Era de alto nível, mas não de tão alto nível como eram os jogadores de que a seleção precisava, como Pelé, um Tostão, um Dirceu Lopes, um Gérson, um Clodoaldo, um Rivelino, um Jairzinho. Embora Dario fosse um bom jogador do ranking brasileiro, não existia lugar para ele nessa turma.
Mas, como Dario era do Atlético Mineiro e o governo naquele tempo precisava uma barretada pra Minas Gerais, quiseram botar Dario à força. Recusei. Puseram para fora Toninho - do Santos - um grande goleador com quase novecentos gols, por causa de uma sinusite. Antônio do Passo e João Havelange diziam: "Pelo amor de Deus, convoque Dario, nem que seja pra ele nem mudar de roupa. Convoque pelo nome, porque vamos ficar bem com os homens e precisamos de dinheiro!".
Não convoquei. Convoquei até homens de meio-de-campo. Neste momento, entrei num atrito desvantajoso".
GMN: A pressão do general Médici para ver Dario na seleção brasileira era indireta, através de declarações, ou ele chegou a pressionar diretamente?
Saldanha: Pressão direta se fazia através dos homens da CBD. Era indireta em relação a mim. A pressão direta era lá com os homens. Diziam: "Ou bota Dario ou sai fora". Chegaram e me disseram: "João, não podemos aguentar mais! Faça isto!".
João Havelange dizia: "Pelo amor de Deus, convoque Dario! Convoque pelo nome!" Se convoco Dario, tudo bem. Eu ia me avacalhar! Mas não tenho hábito de me avacalhar. Não me avacalhei. A seleção brasileira, felizmente, ganhou a Copa do Mundo no México, em 70. Se não, eu não poderia nem voltar para o Brasil.
Quando eu ia sair do Brasil para o México, fui posto para fora do avião no Aeroporto do Galeão, embora tivesse passagem comprada, passaporte, tudo certinho. Tive de ir para o México. para ver a Copa, pelo caminho que Ronald Biggs, aquele ladrão de trem, fez. Fui parar em Port of Spain, via Pará-Paramaribo. Lá, vendem umas passagens estranhas de ida-e-volta, assim numa espécie de falso turismo, porque nem precisa de passaporte nem nada. Avião de vagabundo.

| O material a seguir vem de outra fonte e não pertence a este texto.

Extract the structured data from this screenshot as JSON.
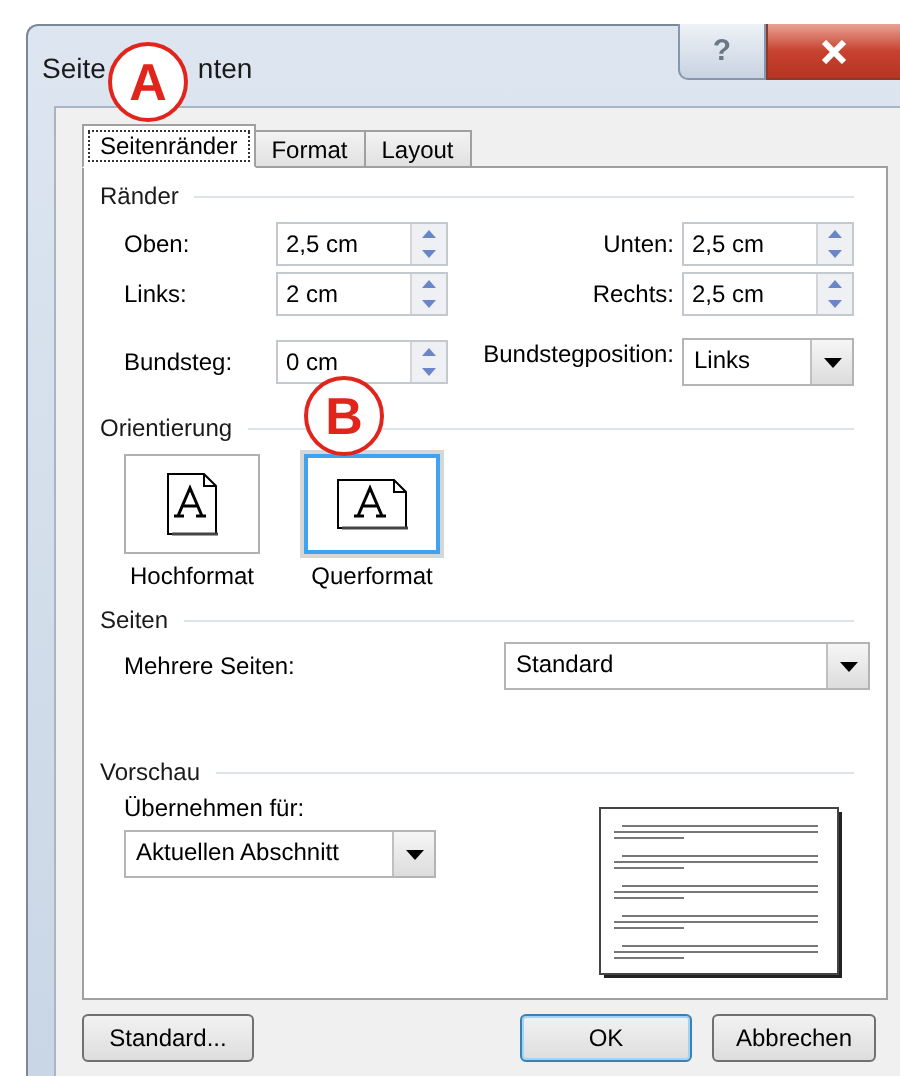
{
  "window": {
    "title_parts": [
      "Seite",
      "nten"
    ],
    "help": "?"
  },
  "annotations": [
    {
      "label": "A"
    },
    {
      "label": "B"
    }
  ],
  "tabs": [
    {
      "label": "Seitenränder",
      "selected": true
    },
    {
      "label": "Format",
      "selected": false
    },
    {
      "label": "Layout",
      "selected": false
    }
  ],
  "margins": {
    "heading": "Ränder",
    "fields": [
      {
        "label": "Oben:",
        "value": "2,5 cm",
        "kind": "spin"
      },
      {
        "label": "Unten:",
        "value": "2,5 cm",
        "kind": "spin"
      },
      {
        "label": "Links:",
        "value": "2 cm",
        "kind": "spin"
      },
      {
        "label": "Rechts:",
        "value": "2,5 cm",
        "kind": "spin"
      },
      {
        "label": "Bundsteg:",
        "value": "0 cm",
        "kind": "spin"
      },
      {
        "label": "Bundstegposition:",
        "value": "Links",
        "kind": "combo"
      }
    ]
  },
  "orientation": {
    "heading": "Orientierung",
    "options": [
      {
        "label": "Hochformat",
        "selected": false,
        "kind": "portrait"
      },
      {
        "label": "Querformat",
        "selected": true,
        "kind": "landscape"
      }
    ]
  },
  "pages": {
    "heading": "Seiten",
    "label": "Mehrere Seiten:",
    "value": "Standard"
  },
  "preview": {
    "heading": "Vorschau",
    "label": "Übernehmen für:",
    "value": "Aktuellen Abschnitt"
  },
  "buttons": [
    {
      "label": "Standard...",
      "kind": "left"
    },
    {
      "label": "OK",
      "kind": "default"
    },
    {
      "label": "Abbrechen",
      "kind": "normal"
    }
  ]
}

Fui parar lá. De Paramaribo, não voltei. Comprei uma passagem com meu passaporte, tudo legal e fui para Port of Spain. Lá, peguei a Pan-American para a Guatemala e, só então, fui para o México. Cheguei três dias depois de quando tinha saído do Brasil.
ENCERRO
Eis aí o vício da truculência. Mas que se note: a ditadura quis impor apenas um jogador ao técnico. Bolsonaro quer impor o próprio técnico à Seleção e um torneio aos jogadores e ao país que é um atentado à saúde pública.
Corresponde a tripudiar sobre quase 500 mil cadáveres. Aqueles que, segundo o presidente, morreram sem nem sentir...
Ah, sim: Dadá Maravilha foi convocado. Ficou no banco.